Partout où, dans des cas analogues, l’uniformité est établie pour le port des journaux, pour les envois d’argent, il faut qu’on s’en trouve bien, car personne n’y contredit.

D’ailleurs, il est un point où, dans la pratique, tout est forcé de s’arrêter, même la justice rigoureuse ; c’est quand on arrive à des différences microscopiques, à des infiniment petits, à un fractionnement si minutieux, que l’exécution en devient onéreuse à tout le monde. Est-ce que le système de la Commission a la prétention de réaliser l’égalité mathématique ? Fait-il payer plus la lettre remise à huit heures que la lettre délivrée à neuf ? Observe-t-il la proportionnalité entre le destinataire placé à 39 ou à 40 kilomètres ?

Lors donc qu’on parle d’égalité, il faut entendre une égalité possible, praticable, qui n’exige pas, par exemple, qu’on prenne de la monnaie d’un centime.

Et c’est précisément ce qui arriverait dans le système de la taxe graduelle, s’il tenait compte de cette équité infinitésimale dont il se masque.

Car il est prouvé que les frais de locomotion, les frais qui affectent diversement les lettres, ne font varier la dépense, d’une zone à l’autre, que de 1/2 centime[2].

Mais puisque c’est au nom de l’égalité et de l’équité que la Commission s’est décidée pour la taxe graduelle, examinons son système à ce point de vue.

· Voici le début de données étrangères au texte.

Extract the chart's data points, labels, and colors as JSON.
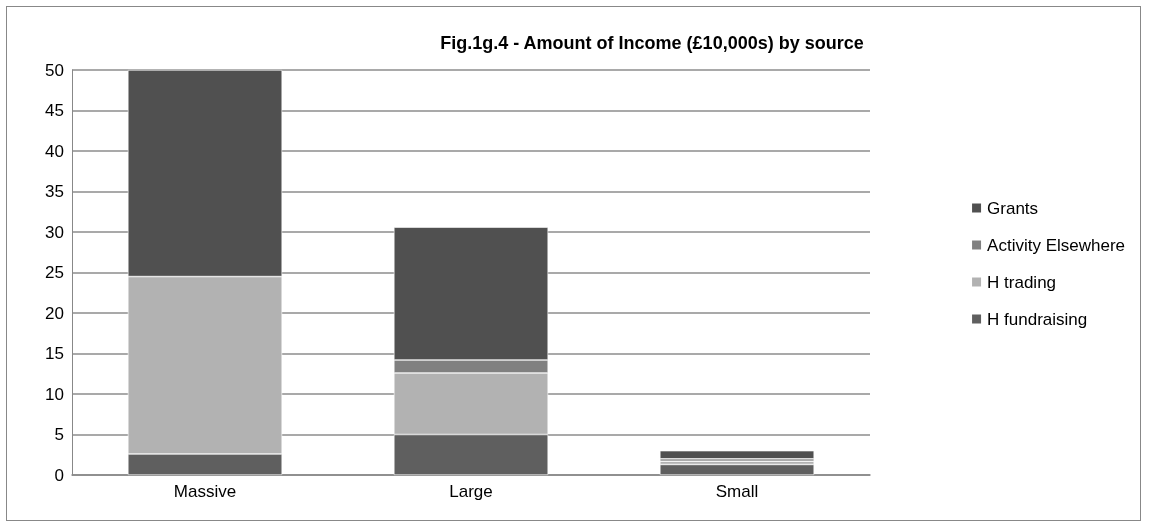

  1. Recevez dans l’année 4 lettres à 3 décimes, 4 lettres à 2 décimes et 2 lettres à 1 franc ; n’est-ce point comme si vous aviez payé pour chaque lettre le taux fixe de 40 centimes qui est la moyenne du système actuel ?
  2. Nous renvoyons pour la démonstration à l’excellent rapport de M Chégaray (Séance du 5 juillet 1844, p. 10 et suiv.).